Muita gente, canais de TV filmando e um programa onde amigos leram alguns de seus poemas e escritos políticos intercalados com trechos de uma de suas entrevistas, exibida em data-show num telão ao fundo. Jornalistas, políticos, poetas, atores, muitos dos seus velhos camaradas do Partido Comunista, admiradores e leitores dos seus mais de 30 livros. Li o seu poema As Mães da Praça de Maio e, em nome do João Bosco Vidal — que o conheceu depois da anistia —, o seu poema Culpa. No final da primeira parte foi interpretada a canção lembrando o encontro de Walmor com o guerrilheiro Carlos Lamarca, com letra do próprio poeta e música e interpretação de Genson Biantinez. O evento foi encerrado com meu preito de gratidão ao Walmor que, em 2002, marcou meu reencontro com a poesia depois de 30 anos de abstinência literária ao incluir meus poemas na antologia Próximas Palavras, e me estimulando a voltar a escrever.
Posteriormente foi inaugurada, no saguão do auditório, a sua imagem em mosaico feita pelo artista equatoriano Javier Guerrero, num comovente tributo de Cláudio Fajardo ao amigo e ao velho companheiro de lutas nos “anos de chumbo” da ditadura militar.

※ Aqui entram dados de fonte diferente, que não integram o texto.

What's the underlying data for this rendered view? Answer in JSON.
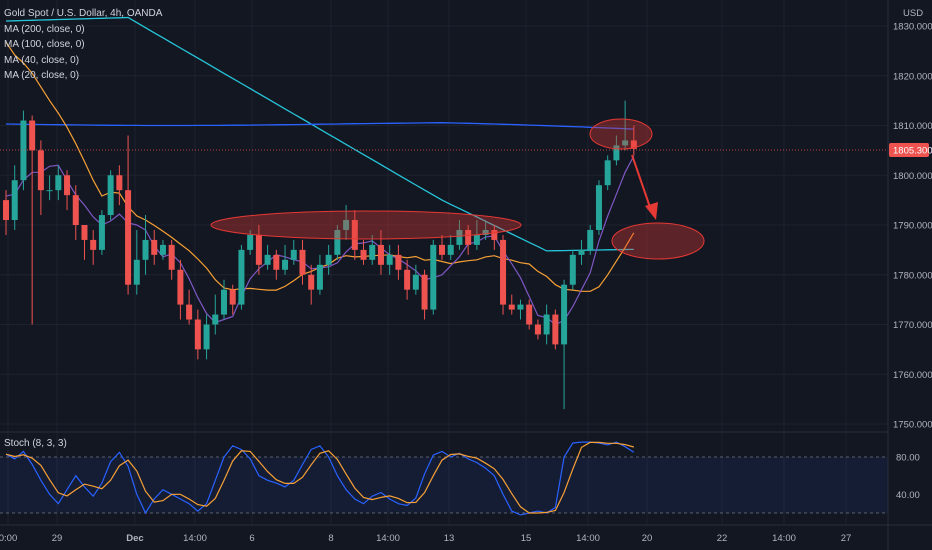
{
  "header": {
    "title": "Gold Spot / U.S. Dollar, 4h, OANDA",
    "indicators": [
      "MA (200, close, 0)",
      "MA (100, close, 0)",
      "MA (40, close, 0)",
      "MA (20, close, 0)"
    ]
  },
  "currency": "USD",
  "last_price_label": "1805.300",
  "stoch_label": "Stoch (8, 3, 3)",
  "colors": {
    "background": "#131722",
    "up": "#26a69a",
    "down": "#ef5350",
    "ma200": "#26c6da",
    "ma100": "#2962ff",
    "ma40": "#f7a035",
    "ma20": "#7e57c2",
    "stoch_k": "#2962ff",
    "stoch_d": "#f7a035",
    "highlight": "#e53935"
  },
  "chart_data": {
    "type": "candlestick",
    "price_axis": {
      "ticks": [
        1830,
        1820,
        1810,
        1800,
        1790,
        1780,
        1770,
        1760,
        1750
      ],
      "tick_labels": [
        "1830.000",
        "1820.000",
        "1810.000",
        "1800.000",
        "1790.000",
        "1780.000",
        "1770.000",
        "1760.000",
        "1750.000"
      ],
      "range": [
        1748,
        1834
      ]
    },
    "time_axis": {
      "labels": [
        "0:00",
        "29",
        "Dec",
        "14:00",
        "6",
        "8",
        "14:00",
        "13",
        "15",
        "14:00",
        "20",
        "22",
        "14:00",
        "27"
      ]
    },
    "stoch_axis": {
      "ticks": [
        80,
        40
      ],
      "tick_labels": [
        "80.00",
        "40.00"
      ],
      "range": [
        0,
        100
      ],
      "bands": [
        80,
        20
      ]
    },
    "last_price": 1805.3,
    "candles": [
      [
        1795,
        1791,
        1797,
        1788
      ],
      [
        1791,
        1799,
        1802,
        1789
      ],
      [
        1799,
        1811,
        1813,
        1797
      ],
      [
        1811,
        1805,
        1812,
        1770
      ],
      [
        1805,
        1797,
        1807,
        1792
      ],
      [
        1797,
        1797,
        1800,
        1795
      ],
      [
        1797,
        1800,
        1802,
        1795
      ],
      [
        1800,
        1796,
        1801,
        1793
      ],
      [
        1796,
        1790,
        1798,
        1787
      ],
      [
        1790,
        1787,
        1790,
        1783
      ],
      [
        1787,
        1785,
        1789,
        1782
      ],
      [
        1785,
        1792,
        1793,
        1784
      ],
      [
        1792,
        1800,
        1801,
        1791
      ],
      [
        1800,
        1797,
        1802,
        1794
      ],
      [
        1797,
        1778,
        1808,
        1776
      ],
      [
        1778,
        1783,
        1789,
        1776
      ],
      [
        1783,
        1787,
        1792,
        1780
      ],
      [
        1787,
        1784,
        1789,
        1782
      ],
      [
        1784,
        1786,
        1787,
        1783
      ],
      [
        1786,
        1781,
        1787,
        1779
      ],
      [
        1781,
        1774,
        1783,
        1771
      ],
      [
        1774,
        1771,
        1777,
        1770
      ],
      [
        1771,
        1765,
        1773,
        1763
      ],
      [
        1765,
        1770,
        1772,
        1763
      ],
      [
        1770,
        1772,
        1776,
        1768
      ],
      [
        1772,
        1777,
        1779,
        1771
      ],
      [
        1777,
        1774,
        1778,
        1772
      ],
      [
        1774,
        1785,
        1786,
        1773
      ],
      [
        1785,
        1788,
        1789,
        1784
      ],
      [
        1788,
        1782,
        1790,
        1780
      ],
      [
        1782,
        1784,
        1786,
        1781
      ],
      [
        1784,
        1781,
        1785,
        1779
      ],
      [
        1781,
        1783,
        1786,
        1780
      ],
      [
        1783,
        1785,
        1787,
        1782
      ],
      [
        1785,
        1780,
        1787,
        1778
      ],
      [
        1780,
        1777,
        1782,
        1774
      ],
      [
        1777,
        1782,
        1784,
        1776
      ],
      [
        1782,
        1784,
        1786,
        1780
      ],
      [
        1784,
        1789,
        1790,
        1783
      ],
      [
        1789,
        1791,
        1794,
        1787
      ],
      [
        1791,
        1785,
        1793,
        1783
      ],
      [
        1785,
        1783,
        1787,
        1782
      ],
      [
        1783,
        1786,
        1788,
        1782
      ],
      [
        1786,
        1782,
        1789,
        1780
      ],
      [
        1782,
        1784,
        1786,
        1780
      ],
      [
        1784,
        1781,
        1786,
        1779
      ],
      [
        1781,
        1777,
        1783,
        1775
      ],
      [
        1777,
        1780,
        1782,
        1776
      ],
      [
        1780,
        1773,
        1781,
        1771
      ],
      [
        1773,
        1786,
        1787,
        1772
      ],
      [
        1786,
        1784,
        1788,
        1783
      ],
      [
        1784,
        1786,
        1788,
        1783
      ],
      [
        1786,
        1789,
        1791,
        1785
      ],
      [
        1789,
        1786,
        1790,
        1784
      ],
      [
        1786,
        1788,
        1791,
        1785
      ],
      [
        1788,
        1789,
        1791,
        1787
      ],
      [
        1789,
        1787,
        1790,
        1785
      ],
      [
        1787,
        1774,
        1788,
        1772
      ],
      [
        1774,
        1773,
        1776,
        1772
      ],
      [
        1773,
        1774,
        1775,
        1771
      ],
      [
        1774,
        1770,
        1775,
        1769
      ],
      [
        1770,
        1768,
        1771,
        1767
      ],
      [
        1768,
        1772,
        1774,
        1766
      ],
      [
        1772,
        1766,
        1773,
        1765
      ],
      [
        1766,
        1778,
        1779,
        1753
      ],
      [
        1778,
        1784,
        1785,
        1777
      ],
      [
        1784,
        1785,
        1787,
        1782
      ],
      [
        1785,
        1789,
        1790,
        1784
      ],
      [
        1789,
        1798,
        1799,
        1788
      ],
      [
        1798,
        1803,
        1804,
        1797
      ],
      [
        1803,
        1806,
        1808,
        1802
      ],
      [
        1806,
        1807,
        1815,
        1805
      ],
      [
        1807,
        1805.3,
        1810,
        1804
      ]
    ]
  }
}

Conheci o Walmor na década de 60. Éramos uma meia dúzia de “ratos” de livraria da Ghignone, naquele saudoso tempo em ela ainda abria suas portas na rua XV de Novembro.Ali, no final das tardes, chegava o livreiro Aristides Vinholes, o poeta e crítico literário Sérgio Rubens Sossella, o publicitário e romancista Jamil Snege, o poeta e contista Nelson Padrella, o grande polemista Walmor Marcelino e eu, que estreava naqueles anos na poesia. Mas toda aquela memorável agenda vespertina se fechou para sempre depois que a Ditadura lançou o AI-5, em 13 de dezembro de 68, e muitos de nós passamos a respirar numa atmosfera de medo e de pressentimentos. O marxista Vinholes sumiu, o Walmor foi preso e eu fugi para a América Latina. Eu só encontraria o Walmor no século seguinte.